If you make changes to your code, and want to update the GitHub repository at a later time you just go back and re-use 3 of the commands you already know:
git add . git commit -m "I made changes" git push origin master
That’s it. That’s all you need to know to get started. Of course there is much more to Git than this – but you can pick up all the other useful commands later on (or not, if you don’t plan to use git often). Here is my personal cheat-sheet that includes the stuff I tend to use often.

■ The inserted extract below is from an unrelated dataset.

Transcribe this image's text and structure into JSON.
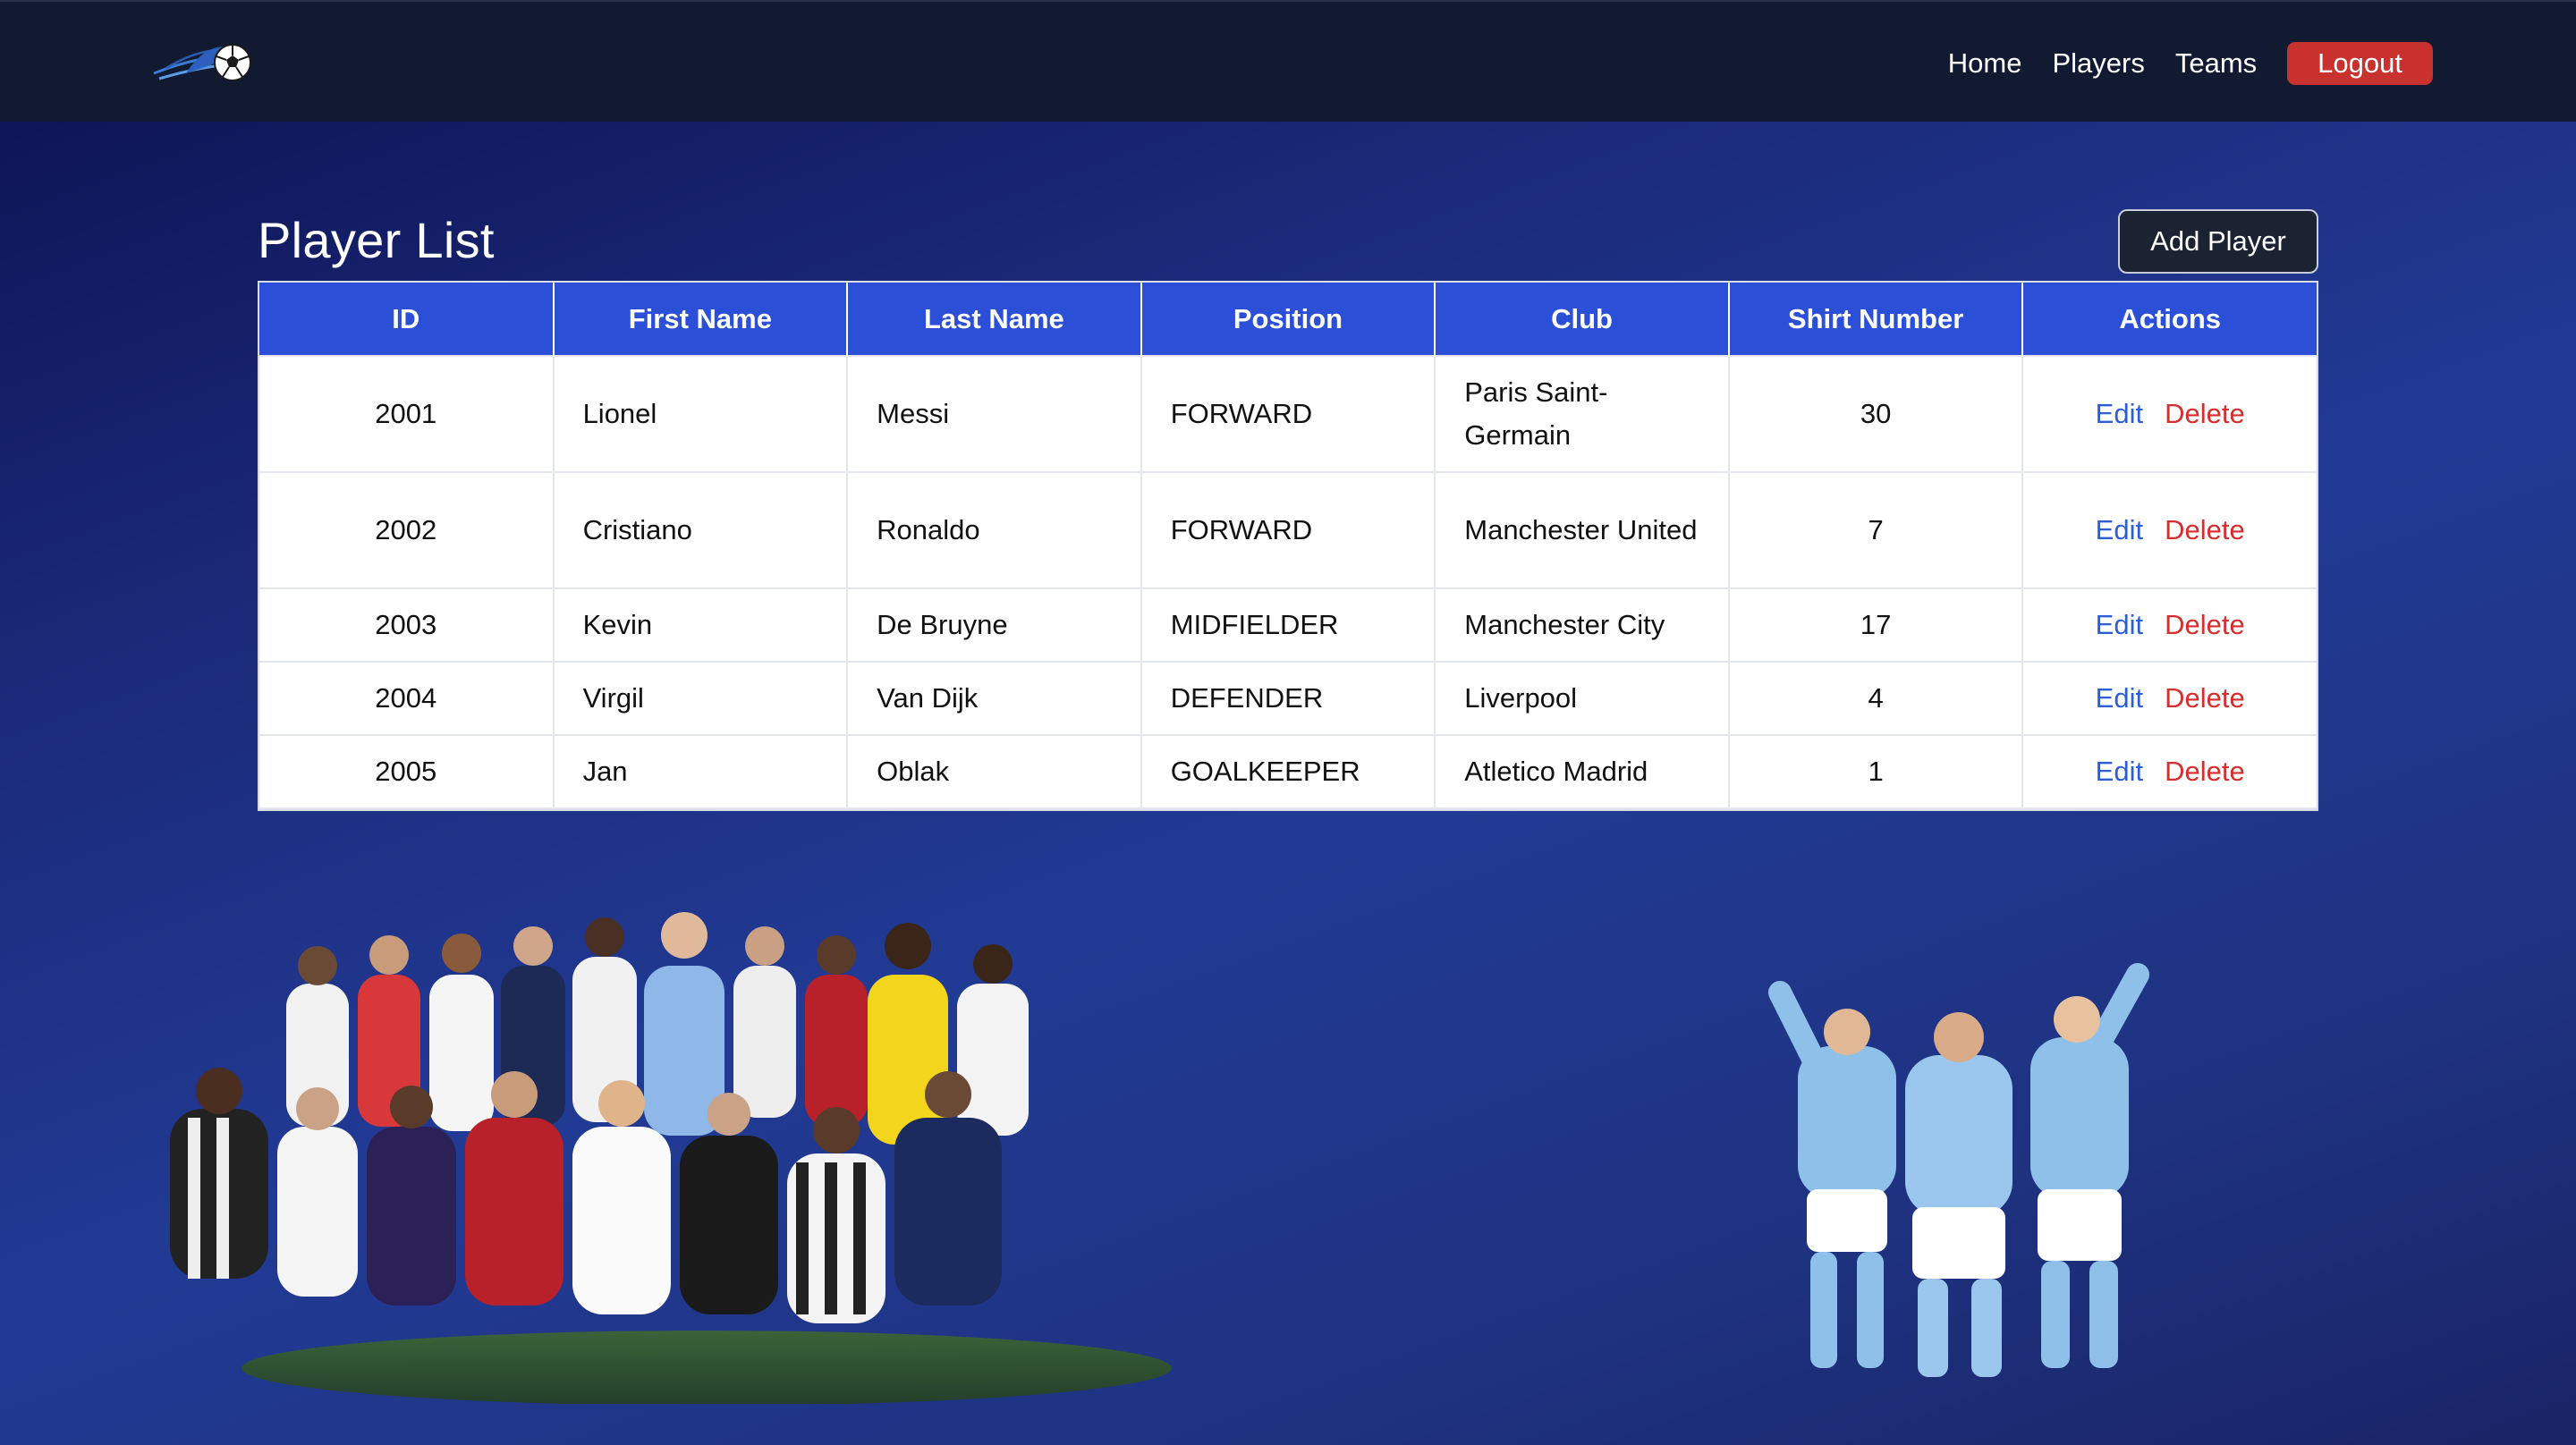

Command line is not scary. It only looks scary and intimidating because it is empty, and you can’t just intuit your way around it and wing. Source control is probably one of these things you don’t necessarily want to “wing” though. So perhaps it is for the best. Still, once you overcome the fear of the shell, you can create a repository and get it deployed in about a minute or two with five easy commands. It is not difficult – it’s just not trivial.
Seasoned git users – would you add anything to my list? What would be the sixth command you need to know right away? Remember to keep it simple for newbs. And don’t say rebase, because I don’t think someone like Shamus would have any need for it at first.
Do you sympathize with Shamus and his Git issues? Did you go through a similar phase when you first started using git? How did you overcome it? What made it all click and fall into place for you? Do you use a GUI, and if so, which one?